In keeping with Hardy’s Romantic leanings, Angel is portrayed as more feeling and more appreciative of his surroundings, which is exacerbated when he falls in love with Tess and starts to see her as a “daughter of Nature” rather than separate from his surroundings. In a story where something as simple as a name changes Tess’s life forever, it is fitting that both men’s attitudes and feelings towards Tess are shown perfectly through the names they use for her. As aforementioned, Alec focuses only on Tess’s appearance, continually calling her “my Beauty” or “my pretty”.
When he uses her name, it is in the diminutive (“Tessy”), belittling her even more than he normally does. However when his mood towards her changes, as it so often does, his names for her change to “mere chit”, “Miss Independence” and “young witch”, simultaneously scorning and patronising her ‘disobedience’. Angel, on the other hand, calls Tess “Artemis, Demeter, and other fanciful names half-teasingly”. These names, stemming from classical mythology, show Angel to be more educated, imaginative and creative than Alec, and represent Tess as a beautiful embodiment of pure womankind, not just a pretty maid to be wooed.
These names show how high a pedestal Angel has placed Tess upon, and how he associates her completely and fully with the natural world, as both these goddesses represent aspects of nature or hunting. It is important to note, though, that Tess implores him to use her real name, signifying that at this point, Angel does not know Tess for who she really is (or her full history) and therefore uses these names because of the idealised way in which he sees her. An interesting point is that both characters are required to ‘save’ Tess at some point, and that both characters take advantage of Tess’s vulnerability to fulfil their own romantic motives.
At first, Alec appears to be Tess’s knight in shining armour, come to rescue her from the angry Car Darch, but he rides off into The Chase, unbeknownst to Tess, and uses the opportunity to rape her. Angel, on the other hand, carries all three of Tess’s friends and then Tess herself across the river, ostensibly to help them to get to church. Hardy emphasises the beauty and romance of this scene in contrast to the sinister tone of the scene in The Chase, reinforced by the fact that the events in the woods take place at the dead of night while the scene at the river is in broad daylight.
Alec purposefully rides off in the wrong direction while Tess believes he is taking her home, and Angel actually tells Tess that he has “undergone three quarters of this labour entirely … for the fourth quarter”. Both men use Tess’s predicament to be alone with her, but the key difference is that Alec goes ahead and forces himself upon the fragile and terrified Tess, while Angel remembers that “he was somewhat unfairly taking advantage of an accidental position; and he went no further with it.

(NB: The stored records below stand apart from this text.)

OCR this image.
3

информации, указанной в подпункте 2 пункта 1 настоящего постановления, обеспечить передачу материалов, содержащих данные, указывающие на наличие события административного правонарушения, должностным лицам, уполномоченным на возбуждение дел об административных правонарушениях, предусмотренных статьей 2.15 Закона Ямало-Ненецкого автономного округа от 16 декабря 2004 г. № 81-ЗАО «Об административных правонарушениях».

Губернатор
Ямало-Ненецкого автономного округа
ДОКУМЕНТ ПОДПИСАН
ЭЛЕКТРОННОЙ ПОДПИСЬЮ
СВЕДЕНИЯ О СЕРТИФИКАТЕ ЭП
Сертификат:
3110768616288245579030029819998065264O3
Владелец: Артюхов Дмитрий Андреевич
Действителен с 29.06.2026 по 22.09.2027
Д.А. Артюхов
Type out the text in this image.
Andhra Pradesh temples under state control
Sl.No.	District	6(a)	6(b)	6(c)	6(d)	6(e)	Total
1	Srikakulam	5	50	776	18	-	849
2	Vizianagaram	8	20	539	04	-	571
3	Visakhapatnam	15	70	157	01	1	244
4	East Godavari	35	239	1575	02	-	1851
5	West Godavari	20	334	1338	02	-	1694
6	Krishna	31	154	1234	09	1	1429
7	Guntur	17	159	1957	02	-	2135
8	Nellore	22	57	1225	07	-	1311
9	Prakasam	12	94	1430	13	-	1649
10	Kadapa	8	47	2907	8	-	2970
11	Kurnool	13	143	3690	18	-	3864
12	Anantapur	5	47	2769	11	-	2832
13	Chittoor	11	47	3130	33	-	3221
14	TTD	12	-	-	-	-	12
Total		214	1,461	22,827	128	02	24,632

Angel treats Tess with reverence and respect, while Alec believes he has a right to Tess’s maidenhood. Throughout the first part of the book, it is clear to see that Hardy makes very obvious differentiations between Alec and Angel. Both represent strong influences on Tess, even after they leave her life, but Alec corrupts and ruins her while Angel later on even takes the place of a deity in her eyes.
However, both men are only human, and throughout the rest of the novel, Hardy goes on to show that despite their differences, both characters have an equally destructive impact on Tess’s life. Both offer to protect and love her, but in the end, both abandon her, believing themselves superior in intellect and character. It could be argued, therefore, that Hardy’s overall aim is not to show how dissimilar Angel and Alec are, but to show how neither of them truly cares for Tess when she needs them to, leading to her downfall.